ABSTRACT

Certainly she could not claim to have ‘added up’ Constance yet. She considered that her sister was in some respects utterly provincial-what they used to call in the Five Towns a ‘body’. Somewhat too diffident, not assertive enough, not erect enough; with curious provincial pronunciations, accents, gestures, mannerisms, and inarticulate ejaculations; with a curious narrowness of outlook! But at the same time Constance was very shrewd, and she was often proving by some bit of a remark that she knew what was what, despite her provinciality. In judgements upon human nature they undoubtedly thought alike, and there was a strong natural general sympathy between them. And at the bottom of Constance was something fine. At intervals Sophia discovered herself secretly patronizing Constance, but reflection would always cause her to cease from patronage and to examine her own defences.
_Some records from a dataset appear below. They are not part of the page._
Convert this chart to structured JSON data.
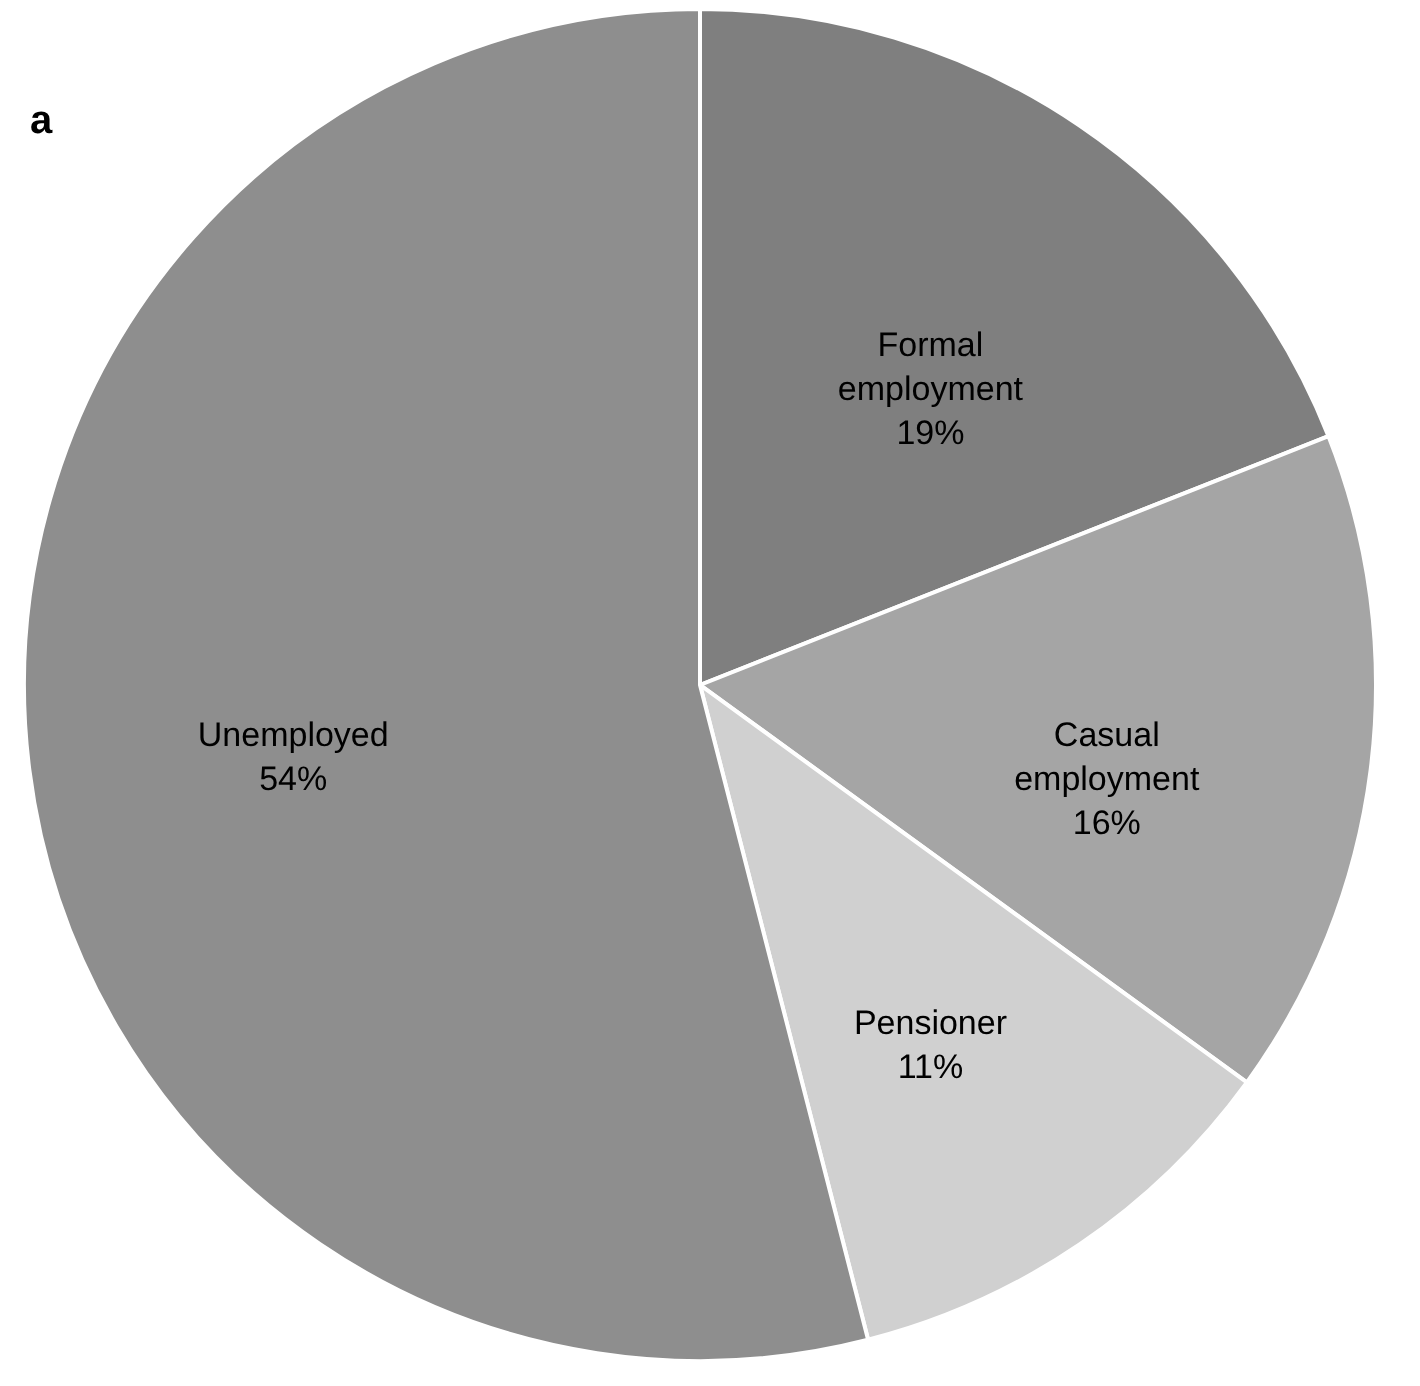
{
  "chart_data": {
    "type": "pie",
    "title": "a",
    "categories": [
      "Formal employment",
      "Casual employment",
      "Pensioner",
      "Unemployed"
    ],
    "values": [
      19,
      16,
      11,
      54
    ],
    "value_labels": [
      "19%",
      "16%",
      "11%",
      "54%"
    ],
    "colors": [
      "#7f7f7f",
      "#a5a5a5",
      "#d0d0d0",
      "#8e8e8e"
    ],
    "legend": false
  }
}
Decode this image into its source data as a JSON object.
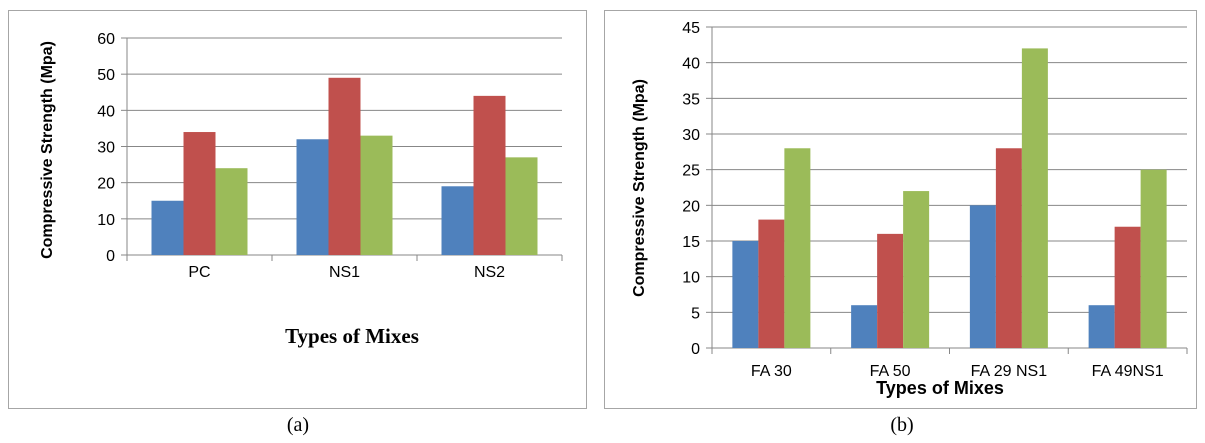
{
  "colors": {
    "series1": "#4f81bd",
    "series2": "#c0504d",
    "series3": "#9bbb59"
  },
  "chart_data": [
    {
      "type": "bar",
      "caption": "(a)",
      "categories": [
        "PC",
        "NS1",
        "NS2"
      ],
      "series": [
        {
          "values": [
            15,
            32,
            19
          ]
        },
        {
          "values": [
            34,
            49,
            44
          ]
        },
        {
          "values": [
            24,
            33,
            27
          ]
        }
      ],
      "ylim": [
        0,
        60
      ],
      "yticks": [
        0,
        10,
        20,
        30,
        40,
        50,
        60
      ],
      "ylabel": "Compressive Strength (Mpa)",
      "xlabel": "Types of Mixes",
      "grid": true
    },
    {
      "type": "bar",
      "caption": "(b)",
      "categories": [
        "FA 30",
        "FA 50",
        "FA 29 NS1",
        "FA 49NS1"
      ],
      "series": [
        {
          "values": [
            15,
            6,
            20,
            6
          ]
        },
        {
          "values": [
            18,
            16,
            28,
            17
          ]
        },
        {
          "values": [
            28,
            22,
            42,
            25
          ]
        }
      ],
      "ylim": [
        0,
        45
      ],
      "yticks": [
        0,
        5,
        10,
        15,
        20,
        25,
        30,
        35,
        40,
        45
      ],
      "ylabel": "Compressive Strength (Mpa)",
      "xlabel": "Types of Mixes",
      "grid": true
    }
  ]
}
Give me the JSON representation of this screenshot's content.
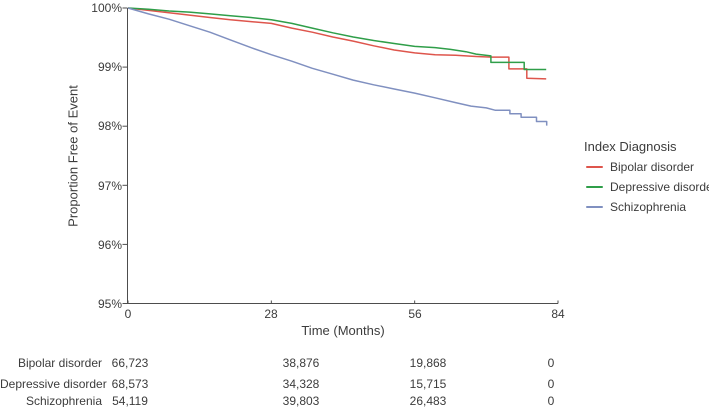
{
  "chart_data": {
    "type": "line",
    "subtype": "kaplan-meier-survival",
    "title": "",
    "xlabel": "Time (Months)",
    "ylabel": "Proportion Free of Event",
    "xlim": [
      0,
      84
    ],
    "ylim_percent": [
      95,
      100
    ],
    "grid": false,
    "axis_color": "#4d4d4d",
    "x_ticks": [
      "0",
      "28",
      "56",
      "84"
    ],
    "x_tick_values": [
      0,
      28,
      56,
      84
    ],
    "y_ticks": [
      "100%",
      "99%",
      "98%",
      "97%",
      "96%",
      "95%"
    ],
    "y_tick_values": [
      100,
      99,
      98,
      97,
      96,
      95
    ],
    "legend": {
      "title": "Index Diagnosis",
      "position": "right"
    },
    "series": [
      {
        "name": "Bipolar disorder",
        "color": "#DE554C",
        "points_month_percent": [
          [
            0,
            100
          ],
          [
            4,
            99.96
          ],
          [
            8,
            99.92
          ],
          [
            12,
            99.88
          ],
          [
            16,
            99.84
          ],
          [
            20,
            99.8
          ],
          [
            24,
            99.77
          ],
          [
            28,
            99.74
          ],
          [
            32,
            99.66
          ],
          [
            36,
            99.59
          ],
          [
            40,
            99.51
          ],
          [
            44,
            99.44
          ],
          [
            48,
            99.36
          ],
          [
            52,
            99.29
          ],
          [
            56,
            99.24
          ],
          [
            60,
            99.21
          ],
          [
            64,
            99.2
          ],
          [
            68,
            99.18
          ],
          [
            71,
            99.17
          ],
          [
            74.4,
            99.17
          ],
          [
            74.4,
            98.97
          ],
          [
            77.9,
            98.97
          ],
          [
            77.9,
            98.81
          ],
          [
            81.7,
            98.8
          ]
        ]
      },
      {
        "name": "Depressive disorder",
        "color": "#2F9E49",
        "points_month_percent": [
          [
            0,
            100
          ],
          [
            4,
            99.98
          ],
          [
            8,
            99.95
          ],
          [
            12,
            99.93
          ],
          [
            16,
            99.9
          ],
          [
            20,
            99.87
          ],
          [
            24,
            99.84
          ],
          [
            28,
            99.8
          ],
          [
            32,
            99.74
          ],
          [
            36,
            99.66
          ],
          [
            40,
            99.58
          ],
          [
            44,
            99.51
          ],
          [
            48,
            99.45
          ],
          [
            52,
            99.4
          ],
          [
            56,
            99.35
          ],
          [
            60,
            99.33
          ],
          [
            63,
            99.3
          ],
          [
            66,
            99.26
          ],
          [
            68,
            99.22
          ],
          [
            70.9,
            99.19
          ],
          [
            70.9,
            99.08
          ],
          [
            77.4,
            99.08
          ],
          [
            77.4,
            98.96
          ],
          [
            81.7,
            98.96
          ]
        ]
      },
      {
        "name": "Schizophrenia",
        "color": "#8090C0",
        "points_month_percent": [
          [
            0,
            100
          ],
          [
            4,
            99.9
          ],
          [
            8,
            99.81
          ],
          [
            12,
            99.7
          ],
          [
            16,
            99.59
          ],
          [
            20,
            99.46
          ],
          [
            24,
            99.33
          ],
          [
            28,
            99.21
          ],
          [
            32,
            99.1
          ],
          [
            36,
            98.98
          ],
          [
            40,
            98.88
          ],
          [
            44,
            98.78
          ],
          [
            48,
            98.7
          ],
          [
            52,
            98.63
          ],
          [
            56,
            98.56
          ],
          [
            60,
            98.48
          ],
          [
            64,
            98.4
          ],
          [
            67,
            98.34
          ],
          [
            70,
            98.31
          ],
          [
            71.7,
            98.27
          ],
          [
            74.6,
            98.27
          ],
          [
            74.6,
            98.21
          ],
          [
            76.8,
            98.21
          ],
          [
            76.8,
            98.15
          ],
          [
            79.8,
            98.15
          ],
          [
            79.8,
            98.08
          ],
          [
            81.8,
            98.08
          ],
          [
            81.8,
            98.01
          ]
        ]
      }
    ],
    "risk_table": {
      "time_points": [
        0,
        28,
        56,
        84
      ],
      "rows": [
        {
          "label": "Bipolar disorder",
          "counts": [
            "66,723",
            "38,876",
            "19,868",
            "0"
          ]
        },
        {
          "label": "Depressive disorder",
          "counts": [
            "68,573",
            "34,328",
            "15,715",
            "0"
          ]
        },
        {
          "label": "Schizophrenia",
          "counts": [
            "54,119",
            "39,803",
            "26,483",
            "0"
          ]
        }
      ]
    }
  }
}
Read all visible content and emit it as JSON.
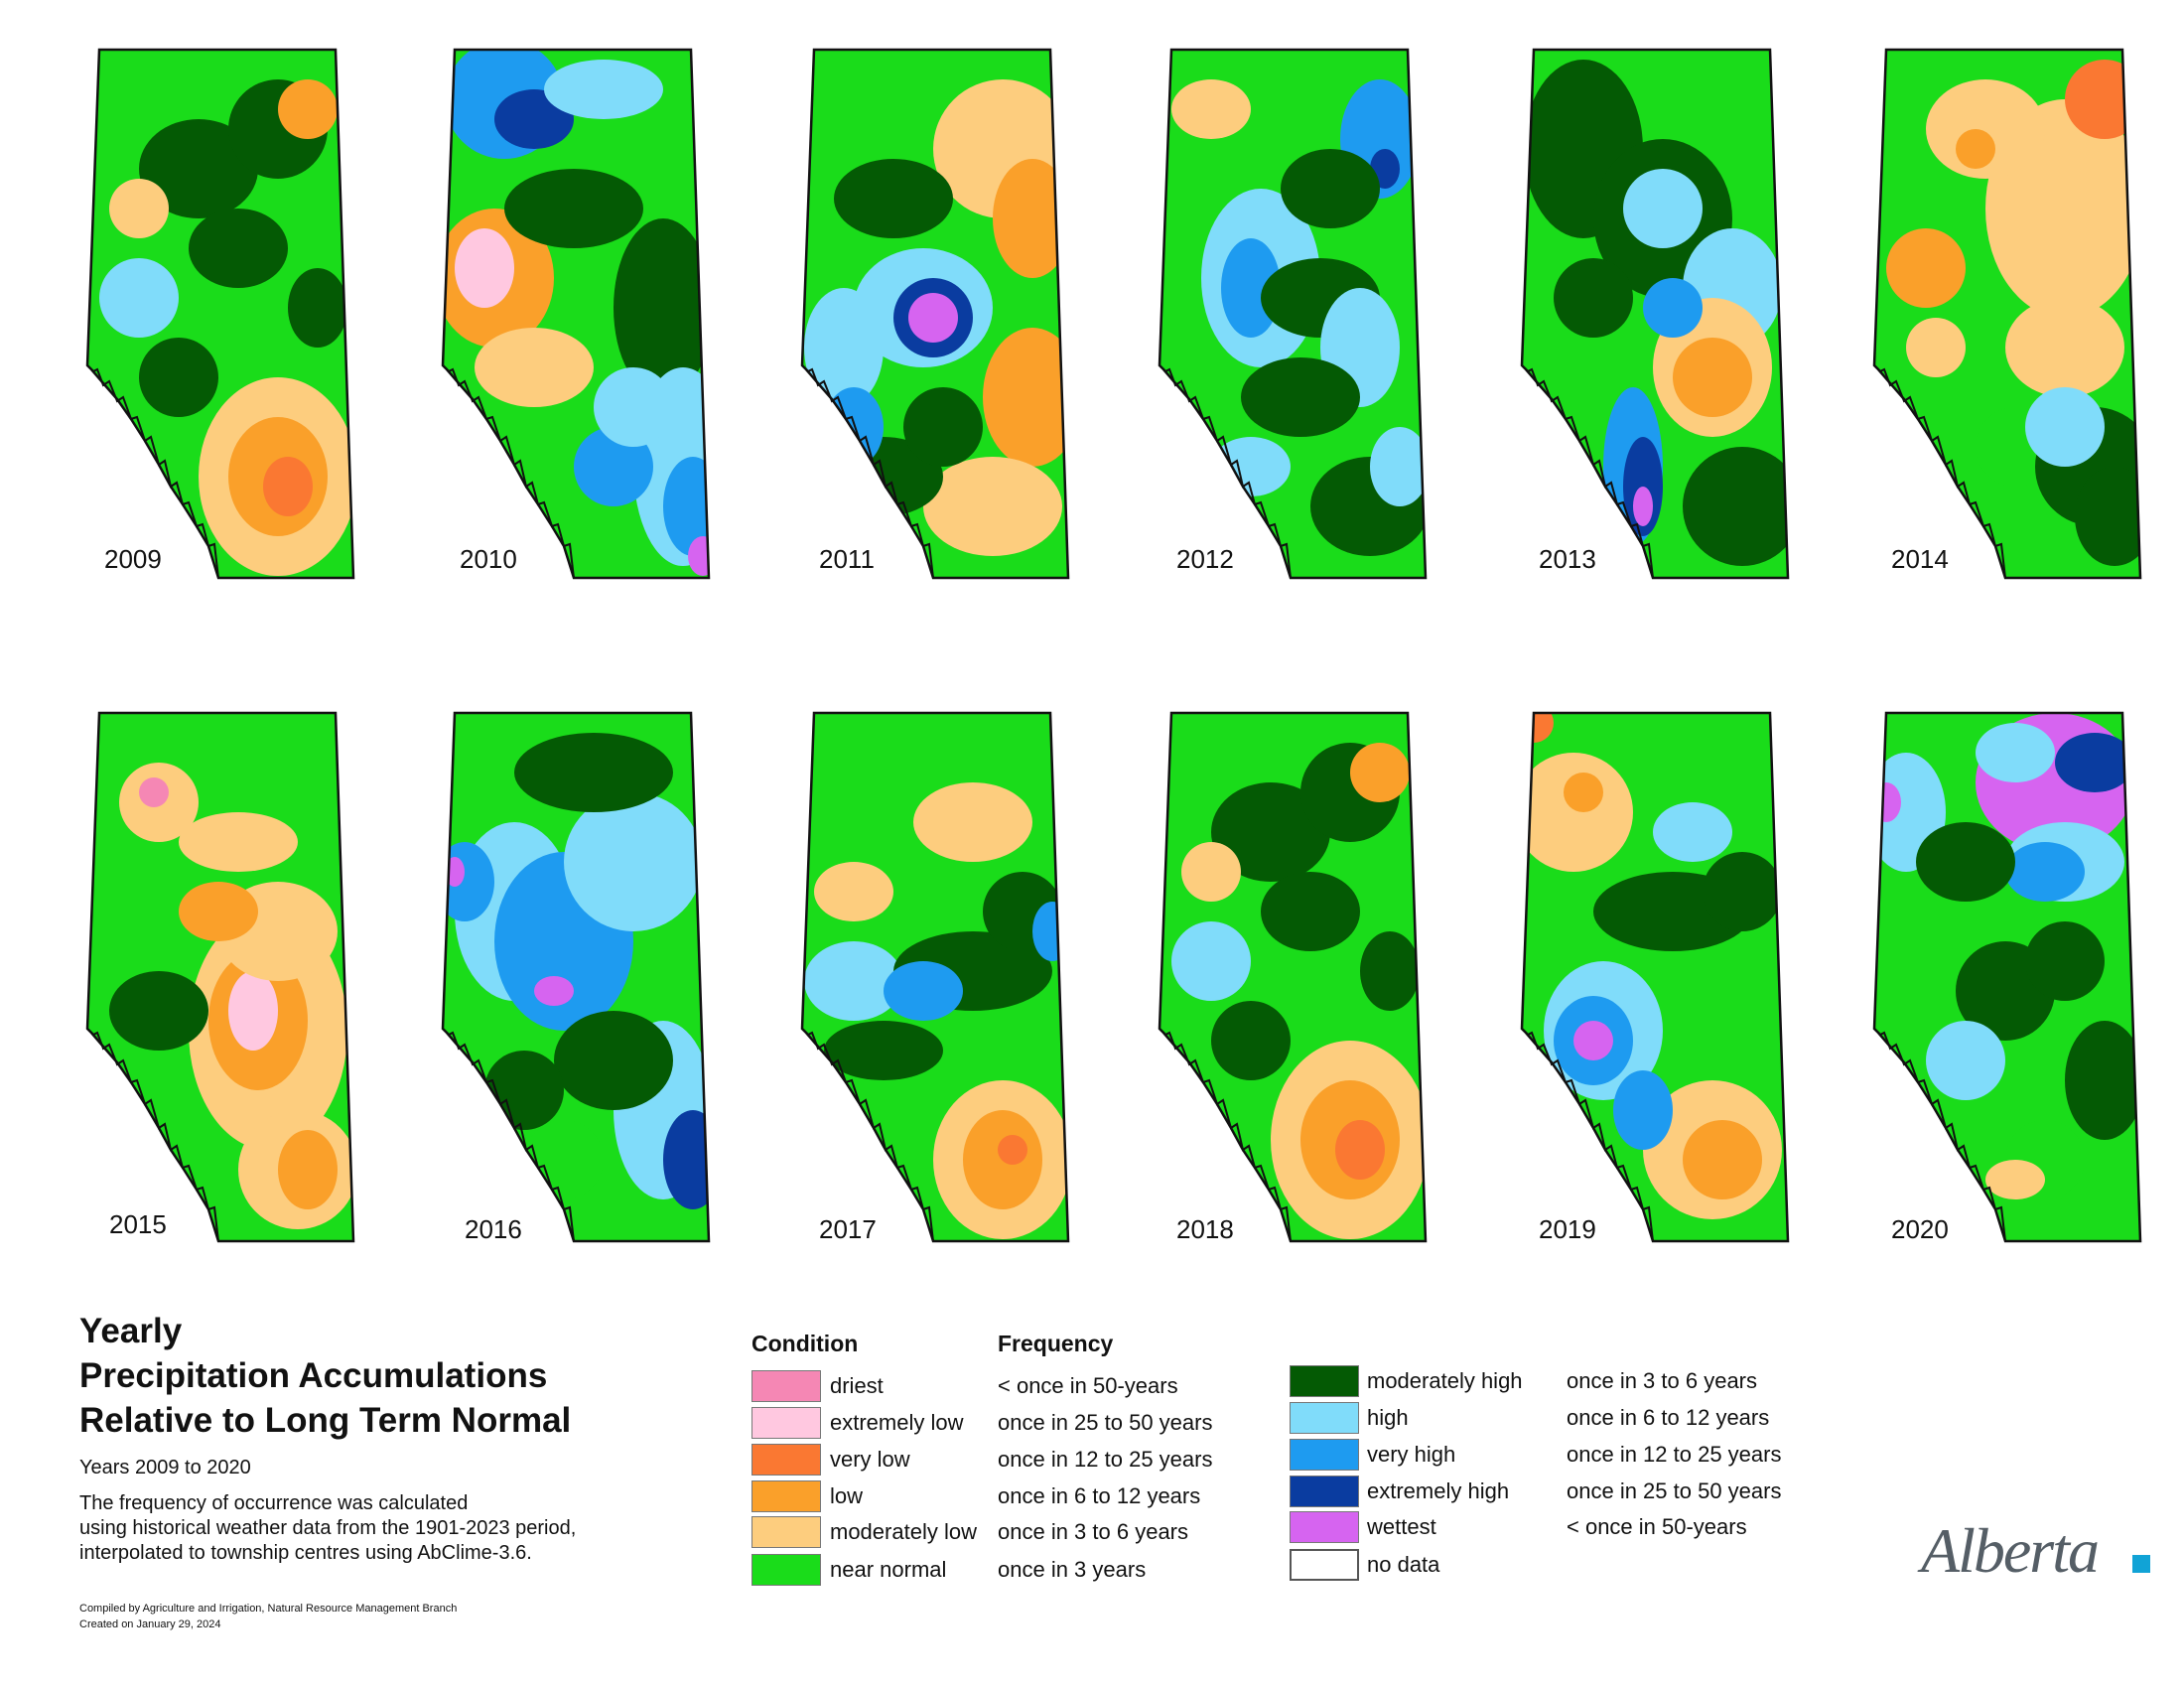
{
  "maps": [
    {
      "year": "2009",
      "theme": "dry-south"
    },
    {
      "year": "2010",
      "theme": "dry-west-wet-east"
    },
    {
      "year": "2011",
      "theme": "mixed-wet-west"
    },
    {
      "year": "2012",
      "theme": "wet-band"
    },
    {
      "year": "2013",
      "theme": "wet-north"
    },
    {
      "year": "2014",
      "theme": "dry-moderate"
    },
    {
      "year": "2015",
      "theme": "dry-center"
    },
    {
      "year": "2016",
      "theme": "wet-west"
    },
    {
      "year": "2017",
      "theme": "dry-south-east"
    },
    {
      "year": "2018",
      "theme": "dry-south"
    },
    {
      "year": "2019",
      "theme": "wet-mid-dry-south"
    },
    {
      "year": "2020",
      "theme": "wettest-north-east"
    }
  ],
  "title": {
    "line1": "Yearly",
    "line2": "Precipitation Accumulations",
    "line3": "Relative to Long Term Normal",
    "subtitle": "Years 2009 to 2020",
    "note_line1": "The frequency of occurrence was calculated",
    "note_line2": "using historical weather data from the 1901-2023 period,",
    "note_line3": "interpolated to township centres using AbClime-3.6."
  },
  "credits": {
    "line1": "Compiled by Agriculture and Irrigation, Natural Resource Management Branch",
    "line2": "Created on January 29, 2024"
  },
  "legend": {
    "condition_header": "Condition",
    "frequency_header": "Frequency",
    "left": [
      {
        "condition": "driest",
        "frequency": "< once in 50-years",
        "color": "#f587b4"
      },
      {
        "condition": "extremely low",
        "frequency": "once in 25 to 50 years",
        "color": "#ffc8e0"
      },
      {
        "condition": "very low",
        "frequency": "once in 12 to 25 years",
        "color": "#fa7832"
      },
      {
        "condition": "low",
        "frequency": "once in 6 to 12 years",
        "color": "#faa02a"
      },
      {
        "condition": "moderately low",
        "frequency": "once in 3 to 6 years",
        "color": "#fdcd7e"
      },
      {
        "condition": "near normal",
        "frequency": "once in 3 years",
        "color": "#1adc1a"
      }
    ],
    "right": [
      {
        "condition": "moderately high",
        "frequency": "once in 3 to 6 years",
        "color": "#045a04"
      },
      {
        "condition": "high",
        "frequency": "once in 6 to 12 years",
        "color": "#80dcfa"
      },
      {
        "condition": "very high",
        "frequency": "once in 12 to 25 years",
        "color": "#1e9bf0"
      },
      {
        "condition": "extremely high",
        "frequency": "once in 25 to 50 years",
        "color": "#0a3ca0"
      },
      {
        "condition": "wettest",
        "frequency": "< once in 50-years",
        "color": "#d664f0"
      },
      {
        "condition": "no data",
        "frequency": "",
        "color": "#ffffff"
      }
    ]
  },
  "logo": {
    "text": "Alberta"
  }
}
Constance, besides being the essence of kindness, was no fool. Constance could see through a pretence, an absurdity, as quickly as anyone. Constance did honestly appear to Sophia to be superior to any Frenchwoman that she had ever encountered. She saw supreme in Constance that quality which she had recognized in the porters at Newhaven on landing-the quality of an honest and naïve goodwill, of powerful simplicity. That quality presented itself to her as the greatest in the world, and it seemed to be in the very air of England.